PS I'm not a big sci-fi fan-but I don't find any of this confusing. If you've read any good sci-fi, say Ender's Game, you can visualize this world based on the bits the query gives- I'd read this. My husband would love it. I hope it makes it to print, soon.

pcwrites said...

The author puts the protagonist front-and-center in simple terms, describes the challenges he faces, and hints at the potential consequences if he fails. Period. No extraneous backstory or subplots, no superfluous details, no character soup.
I don't like sci-fi personally, but I don't have to like it to understand why it's a great query.

tomalanbrosz said...

@Taeryn: according to the author's Twitter, QS requested the full about a week ago.

pegjet said...

At #62 in comments, I have nothing new to say, except...I want to read this one!

Cool gadget and sucks at being a spy? I know he is going to learn how to be a spy, and I want to be along for the ride.

I may not quite get every word that made this a win, but I want to read this story, and that is, if I've read the archives correctly, the point of a successful query.

B Henwood said...

The rules are to help you achieve one goal. When you boil it all down only one thing matters. She want's to read more.

The fact that this person ended with a question, uses a lot of colons, or may not have chosen the perfect word in every instance - immaterial.

Get the reader to want more.
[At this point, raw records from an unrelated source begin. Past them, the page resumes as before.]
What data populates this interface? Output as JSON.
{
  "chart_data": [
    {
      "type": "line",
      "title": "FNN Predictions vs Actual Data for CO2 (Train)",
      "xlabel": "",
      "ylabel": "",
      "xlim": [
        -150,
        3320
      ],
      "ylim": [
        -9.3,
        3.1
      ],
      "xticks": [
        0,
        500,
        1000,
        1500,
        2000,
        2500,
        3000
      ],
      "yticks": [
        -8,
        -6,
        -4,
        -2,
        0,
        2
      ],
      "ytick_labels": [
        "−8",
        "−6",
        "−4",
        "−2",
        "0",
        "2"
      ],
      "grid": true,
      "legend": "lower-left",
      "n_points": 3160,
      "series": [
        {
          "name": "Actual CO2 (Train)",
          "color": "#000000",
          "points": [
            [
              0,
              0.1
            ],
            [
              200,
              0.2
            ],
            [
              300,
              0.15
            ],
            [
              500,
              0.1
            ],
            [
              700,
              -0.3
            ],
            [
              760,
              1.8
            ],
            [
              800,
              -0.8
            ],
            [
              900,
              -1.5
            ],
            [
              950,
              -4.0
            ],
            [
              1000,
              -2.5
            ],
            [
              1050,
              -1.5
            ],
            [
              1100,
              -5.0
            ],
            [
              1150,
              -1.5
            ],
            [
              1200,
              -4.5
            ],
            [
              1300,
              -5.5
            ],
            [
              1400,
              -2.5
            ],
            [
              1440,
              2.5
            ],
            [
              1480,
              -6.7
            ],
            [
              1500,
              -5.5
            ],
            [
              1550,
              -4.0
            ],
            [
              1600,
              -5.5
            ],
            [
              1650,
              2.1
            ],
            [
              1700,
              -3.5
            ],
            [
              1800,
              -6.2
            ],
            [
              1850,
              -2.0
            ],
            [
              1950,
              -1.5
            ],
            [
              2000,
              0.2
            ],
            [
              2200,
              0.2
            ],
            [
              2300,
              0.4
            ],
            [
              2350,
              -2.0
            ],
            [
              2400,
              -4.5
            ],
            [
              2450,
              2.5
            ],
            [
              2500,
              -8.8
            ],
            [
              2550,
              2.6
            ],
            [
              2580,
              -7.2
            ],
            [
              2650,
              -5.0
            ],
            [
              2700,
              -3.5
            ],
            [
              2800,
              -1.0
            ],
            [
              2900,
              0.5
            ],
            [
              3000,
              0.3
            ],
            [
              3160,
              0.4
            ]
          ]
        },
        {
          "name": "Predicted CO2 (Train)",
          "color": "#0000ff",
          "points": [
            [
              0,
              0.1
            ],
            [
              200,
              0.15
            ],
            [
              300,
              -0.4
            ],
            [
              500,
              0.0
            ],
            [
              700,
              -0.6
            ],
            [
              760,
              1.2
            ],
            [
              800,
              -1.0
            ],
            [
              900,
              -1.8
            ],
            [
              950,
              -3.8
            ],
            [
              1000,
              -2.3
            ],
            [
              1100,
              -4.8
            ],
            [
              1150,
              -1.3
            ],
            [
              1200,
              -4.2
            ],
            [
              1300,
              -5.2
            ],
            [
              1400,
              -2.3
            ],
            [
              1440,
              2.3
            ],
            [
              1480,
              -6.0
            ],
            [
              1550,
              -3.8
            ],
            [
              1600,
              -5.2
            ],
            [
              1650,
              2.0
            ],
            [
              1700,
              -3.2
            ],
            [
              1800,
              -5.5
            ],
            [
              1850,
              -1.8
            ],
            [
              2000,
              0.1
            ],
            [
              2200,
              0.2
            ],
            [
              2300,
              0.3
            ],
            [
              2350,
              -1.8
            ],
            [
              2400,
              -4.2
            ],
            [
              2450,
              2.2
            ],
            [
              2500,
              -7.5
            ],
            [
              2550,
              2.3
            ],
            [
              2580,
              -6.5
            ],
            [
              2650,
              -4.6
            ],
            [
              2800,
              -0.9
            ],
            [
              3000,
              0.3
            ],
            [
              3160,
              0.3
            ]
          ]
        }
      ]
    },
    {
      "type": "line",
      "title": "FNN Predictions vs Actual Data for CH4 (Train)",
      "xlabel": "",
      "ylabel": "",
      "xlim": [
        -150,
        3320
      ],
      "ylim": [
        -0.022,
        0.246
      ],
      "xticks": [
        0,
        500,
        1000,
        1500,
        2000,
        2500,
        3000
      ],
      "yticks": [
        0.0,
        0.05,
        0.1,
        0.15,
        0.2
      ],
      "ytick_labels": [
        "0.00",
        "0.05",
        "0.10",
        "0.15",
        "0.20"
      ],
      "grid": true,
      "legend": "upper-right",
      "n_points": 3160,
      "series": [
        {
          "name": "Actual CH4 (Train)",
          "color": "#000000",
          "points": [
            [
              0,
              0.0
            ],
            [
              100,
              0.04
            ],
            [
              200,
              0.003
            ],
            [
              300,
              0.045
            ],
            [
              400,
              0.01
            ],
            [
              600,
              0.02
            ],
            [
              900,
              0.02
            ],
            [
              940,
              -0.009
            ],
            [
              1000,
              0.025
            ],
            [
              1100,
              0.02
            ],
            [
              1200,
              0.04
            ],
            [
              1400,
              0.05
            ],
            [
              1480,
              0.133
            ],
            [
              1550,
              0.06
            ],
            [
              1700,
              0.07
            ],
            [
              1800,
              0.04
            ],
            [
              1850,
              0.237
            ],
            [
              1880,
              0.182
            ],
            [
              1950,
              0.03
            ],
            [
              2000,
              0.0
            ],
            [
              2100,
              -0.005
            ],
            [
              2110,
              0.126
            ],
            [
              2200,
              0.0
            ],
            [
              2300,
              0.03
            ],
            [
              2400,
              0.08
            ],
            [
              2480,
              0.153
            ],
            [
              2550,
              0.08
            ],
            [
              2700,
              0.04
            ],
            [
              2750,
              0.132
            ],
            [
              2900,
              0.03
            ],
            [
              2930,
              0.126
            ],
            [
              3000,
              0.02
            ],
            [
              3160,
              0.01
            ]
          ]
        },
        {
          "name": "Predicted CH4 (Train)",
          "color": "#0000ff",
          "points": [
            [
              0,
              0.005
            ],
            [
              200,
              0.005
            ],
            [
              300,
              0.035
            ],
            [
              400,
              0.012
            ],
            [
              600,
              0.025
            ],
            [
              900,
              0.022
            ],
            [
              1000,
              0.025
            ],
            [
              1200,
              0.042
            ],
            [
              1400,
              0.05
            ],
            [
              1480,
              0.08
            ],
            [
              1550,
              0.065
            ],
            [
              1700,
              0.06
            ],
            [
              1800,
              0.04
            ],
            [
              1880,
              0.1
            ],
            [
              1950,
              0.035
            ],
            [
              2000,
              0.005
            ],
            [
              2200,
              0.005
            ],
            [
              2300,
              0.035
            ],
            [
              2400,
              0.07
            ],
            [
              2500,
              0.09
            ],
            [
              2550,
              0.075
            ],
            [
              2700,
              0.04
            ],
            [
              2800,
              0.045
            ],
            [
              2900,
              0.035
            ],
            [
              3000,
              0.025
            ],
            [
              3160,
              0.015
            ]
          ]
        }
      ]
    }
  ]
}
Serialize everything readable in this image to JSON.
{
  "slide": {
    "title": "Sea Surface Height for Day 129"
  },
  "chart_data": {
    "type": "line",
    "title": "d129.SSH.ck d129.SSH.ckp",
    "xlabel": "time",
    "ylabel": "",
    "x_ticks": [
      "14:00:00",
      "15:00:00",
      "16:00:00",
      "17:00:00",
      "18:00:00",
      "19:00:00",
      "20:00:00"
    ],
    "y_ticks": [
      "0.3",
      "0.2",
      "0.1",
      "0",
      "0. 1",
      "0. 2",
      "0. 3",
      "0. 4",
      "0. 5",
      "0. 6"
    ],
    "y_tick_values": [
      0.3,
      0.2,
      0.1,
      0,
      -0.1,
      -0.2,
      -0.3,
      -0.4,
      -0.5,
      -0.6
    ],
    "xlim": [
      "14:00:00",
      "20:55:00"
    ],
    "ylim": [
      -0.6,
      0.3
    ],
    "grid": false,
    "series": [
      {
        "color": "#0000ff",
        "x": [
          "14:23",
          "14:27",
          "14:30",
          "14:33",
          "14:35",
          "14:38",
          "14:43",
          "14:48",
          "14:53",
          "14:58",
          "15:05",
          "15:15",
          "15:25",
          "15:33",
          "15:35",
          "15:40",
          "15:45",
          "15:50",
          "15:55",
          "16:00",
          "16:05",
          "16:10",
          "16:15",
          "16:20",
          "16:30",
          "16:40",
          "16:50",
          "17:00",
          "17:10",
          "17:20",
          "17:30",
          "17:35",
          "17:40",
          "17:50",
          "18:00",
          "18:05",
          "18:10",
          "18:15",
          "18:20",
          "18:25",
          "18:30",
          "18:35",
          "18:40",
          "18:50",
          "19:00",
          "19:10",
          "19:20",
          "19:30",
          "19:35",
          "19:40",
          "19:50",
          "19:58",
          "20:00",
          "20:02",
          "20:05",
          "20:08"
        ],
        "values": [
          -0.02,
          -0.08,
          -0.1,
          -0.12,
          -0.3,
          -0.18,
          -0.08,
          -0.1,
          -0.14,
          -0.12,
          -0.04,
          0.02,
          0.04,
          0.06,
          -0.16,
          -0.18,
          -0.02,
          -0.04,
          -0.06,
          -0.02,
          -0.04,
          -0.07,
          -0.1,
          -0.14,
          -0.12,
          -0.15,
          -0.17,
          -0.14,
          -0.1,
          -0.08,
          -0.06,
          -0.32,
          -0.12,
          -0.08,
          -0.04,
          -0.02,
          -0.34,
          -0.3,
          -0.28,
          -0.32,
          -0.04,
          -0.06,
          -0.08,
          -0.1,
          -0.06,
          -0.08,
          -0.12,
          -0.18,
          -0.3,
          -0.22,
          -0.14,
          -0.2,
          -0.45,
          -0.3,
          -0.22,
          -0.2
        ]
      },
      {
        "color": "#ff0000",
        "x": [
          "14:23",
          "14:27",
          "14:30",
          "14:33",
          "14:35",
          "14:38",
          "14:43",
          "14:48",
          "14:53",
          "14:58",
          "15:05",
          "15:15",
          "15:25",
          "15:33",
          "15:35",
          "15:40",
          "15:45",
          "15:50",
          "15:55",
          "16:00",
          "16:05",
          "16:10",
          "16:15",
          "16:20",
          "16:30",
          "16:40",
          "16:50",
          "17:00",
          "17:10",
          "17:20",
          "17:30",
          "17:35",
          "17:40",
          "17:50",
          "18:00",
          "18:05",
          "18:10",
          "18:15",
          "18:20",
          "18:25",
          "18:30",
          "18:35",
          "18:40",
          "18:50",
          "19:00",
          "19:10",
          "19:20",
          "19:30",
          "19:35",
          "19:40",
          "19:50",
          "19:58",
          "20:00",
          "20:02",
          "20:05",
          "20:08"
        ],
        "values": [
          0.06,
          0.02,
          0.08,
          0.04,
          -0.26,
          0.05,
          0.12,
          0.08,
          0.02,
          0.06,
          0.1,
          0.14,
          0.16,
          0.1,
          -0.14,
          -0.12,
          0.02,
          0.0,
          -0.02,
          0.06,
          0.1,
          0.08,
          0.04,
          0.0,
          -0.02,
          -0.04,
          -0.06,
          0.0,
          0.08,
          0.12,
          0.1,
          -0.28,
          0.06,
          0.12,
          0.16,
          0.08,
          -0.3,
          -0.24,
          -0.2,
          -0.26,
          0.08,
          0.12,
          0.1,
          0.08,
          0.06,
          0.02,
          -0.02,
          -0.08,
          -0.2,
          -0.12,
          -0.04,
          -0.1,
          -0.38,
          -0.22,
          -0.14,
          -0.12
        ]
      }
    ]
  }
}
Period.

CavalierdeNuit said...

I deleted my comment because it sounded too negative, and I had no intention of being negative. My query has been getting rejections so I have no room to criticize(I am in the midst of reworking it). Congrats on getting a winning query!

Kim Kouski said...

I would say, it catches your attention, tells us what actually happens in the story, and tells us there's an antagonist. I like it and I want to read the book. Publish please. :)

ojo said...

Sorry, but no thanks. Yes, I see that this query grabs ones attention and is well written, but I don't read sci-fi. Why? Because such a plot is too exaggerated and ludicrously improbable. And "Kangaroo"? I would be chuckling while I shoved the book back on the book store shelf.

At 115,000 words, this ain't no pocket novel!

remedypeter said...

Ok. I'll bite - I'd like to hear Query Shark's reasons why it's a win.
Thank you.

Jeff Shanley said...

It's straightforward, plot-centered, and simply well-written.

Kenneth Lafo said...

Immediately, I notice this does not follow the format of query letters as regimented by the forums. But, it STILL works. Why? Because it makes you want to know more. And the quirkiness tells you the author is witty and concise enough to make long explanations with few words. This is a good lesson on how you can be yourself in your query and still win.